The move would help it preserve skills to restart single-aisle aircraft production at rates similar to last year between 2023 and 2025, Airbus human resources head for France, Donald Fraty, wrote in a letter sent to workers on Friday and seen by Bloomberg.
“Airbus faces an unprecedented crisis,” Fraty wrote, referring to an expert report on the economic situation presented to the works council on Thursday. “The prospects for resuming our activities are deeply uncertain.”
Airbus has pledged to slash 15,000 jobs across its operations, with France braced to absorb about one-third of those, as it grapples with an unprecedented industry slump in which almost all its airline customers have postponed or switched orders.
CEO Guillaume Faury stepped up warnings over jobs last week, saying the situation had worsened and carriers were in a more difficult situation after the summer holiday period than he had hoped.
The plane maker is seeking a majority agreement with staff that opens the way to furloughing and other tools that will lower the number of compulsory redundancies, Fraty wrote.

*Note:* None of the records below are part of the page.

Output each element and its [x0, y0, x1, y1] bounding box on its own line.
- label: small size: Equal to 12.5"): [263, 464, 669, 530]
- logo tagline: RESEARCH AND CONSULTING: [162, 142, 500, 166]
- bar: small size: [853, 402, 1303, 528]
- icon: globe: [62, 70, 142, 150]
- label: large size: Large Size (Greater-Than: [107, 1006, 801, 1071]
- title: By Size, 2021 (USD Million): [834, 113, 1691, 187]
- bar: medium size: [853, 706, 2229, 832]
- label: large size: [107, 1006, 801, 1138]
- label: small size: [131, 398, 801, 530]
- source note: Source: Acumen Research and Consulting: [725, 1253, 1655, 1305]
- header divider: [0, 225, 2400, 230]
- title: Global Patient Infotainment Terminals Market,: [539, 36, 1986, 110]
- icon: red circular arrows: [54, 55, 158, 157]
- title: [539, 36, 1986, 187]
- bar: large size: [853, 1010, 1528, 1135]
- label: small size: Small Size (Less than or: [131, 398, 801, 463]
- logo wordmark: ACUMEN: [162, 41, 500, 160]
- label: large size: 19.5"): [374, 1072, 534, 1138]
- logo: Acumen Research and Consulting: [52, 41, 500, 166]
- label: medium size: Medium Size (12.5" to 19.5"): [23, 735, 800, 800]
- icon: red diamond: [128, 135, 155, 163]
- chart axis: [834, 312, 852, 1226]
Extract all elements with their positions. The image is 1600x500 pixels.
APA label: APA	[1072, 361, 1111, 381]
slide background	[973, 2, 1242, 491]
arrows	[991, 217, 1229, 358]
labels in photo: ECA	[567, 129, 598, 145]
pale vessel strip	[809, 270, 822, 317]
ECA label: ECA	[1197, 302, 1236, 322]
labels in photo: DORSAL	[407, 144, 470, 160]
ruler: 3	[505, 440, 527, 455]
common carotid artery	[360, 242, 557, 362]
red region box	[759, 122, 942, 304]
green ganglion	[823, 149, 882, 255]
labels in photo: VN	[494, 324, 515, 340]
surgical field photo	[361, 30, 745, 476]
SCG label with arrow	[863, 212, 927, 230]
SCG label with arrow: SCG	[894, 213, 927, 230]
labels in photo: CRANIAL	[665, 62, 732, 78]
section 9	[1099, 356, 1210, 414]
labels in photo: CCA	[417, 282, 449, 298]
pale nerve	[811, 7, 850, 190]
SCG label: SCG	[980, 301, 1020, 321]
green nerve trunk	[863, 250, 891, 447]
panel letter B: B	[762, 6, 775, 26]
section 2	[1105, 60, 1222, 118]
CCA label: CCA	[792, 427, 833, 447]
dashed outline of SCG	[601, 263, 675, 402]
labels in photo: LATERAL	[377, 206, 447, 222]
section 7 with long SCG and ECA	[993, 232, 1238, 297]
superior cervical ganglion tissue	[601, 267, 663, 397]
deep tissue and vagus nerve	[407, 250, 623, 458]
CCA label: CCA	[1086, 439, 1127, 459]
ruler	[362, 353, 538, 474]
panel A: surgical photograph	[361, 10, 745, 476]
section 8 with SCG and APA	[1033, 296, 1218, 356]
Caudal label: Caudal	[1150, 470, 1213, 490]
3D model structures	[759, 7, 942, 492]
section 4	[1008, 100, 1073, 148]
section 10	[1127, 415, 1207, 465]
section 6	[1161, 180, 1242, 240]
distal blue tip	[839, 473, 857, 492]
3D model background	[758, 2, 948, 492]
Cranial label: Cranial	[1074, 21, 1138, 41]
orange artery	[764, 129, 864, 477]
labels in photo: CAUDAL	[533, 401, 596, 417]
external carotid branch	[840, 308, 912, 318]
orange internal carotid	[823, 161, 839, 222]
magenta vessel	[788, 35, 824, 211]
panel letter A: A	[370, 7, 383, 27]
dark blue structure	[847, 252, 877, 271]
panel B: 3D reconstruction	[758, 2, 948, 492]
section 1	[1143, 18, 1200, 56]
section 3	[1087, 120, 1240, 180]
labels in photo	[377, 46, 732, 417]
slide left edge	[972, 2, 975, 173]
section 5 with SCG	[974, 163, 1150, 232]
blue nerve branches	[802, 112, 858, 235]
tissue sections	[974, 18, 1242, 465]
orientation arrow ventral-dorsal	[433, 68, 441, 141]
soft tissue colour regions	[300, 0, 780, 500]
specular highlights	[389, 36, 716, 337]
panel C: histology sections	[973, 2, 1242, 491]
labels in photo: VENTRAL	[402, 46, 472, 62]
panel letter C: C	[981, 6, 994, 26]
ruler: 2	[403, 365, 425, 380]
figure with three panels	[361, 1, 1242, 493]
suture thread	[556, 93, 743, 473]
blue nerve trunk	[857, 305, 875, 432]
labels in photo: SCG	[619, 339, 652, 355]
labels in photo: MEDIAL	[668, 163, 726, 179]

If approved, reduced working time would apply from January 1, with partial unemployment prolonged for everyone in France until the end of this year. The works council is due to decide on the plan on October 15.
More than 3,500 staff in France have already expressed an interest in voluntary severance, mostly based on age-related measures, according to Fraty.
“The end of the negotiations will not mark the end of our work. Quite the contrary. The fight to save Airbus will continue,” Fraty wrote. “The period ahead of us will be difficult.”
The human resources head added that he expects the government to provide research contributions for several projects, including its zero-emissions aircraft, which would also help to limit redundancies.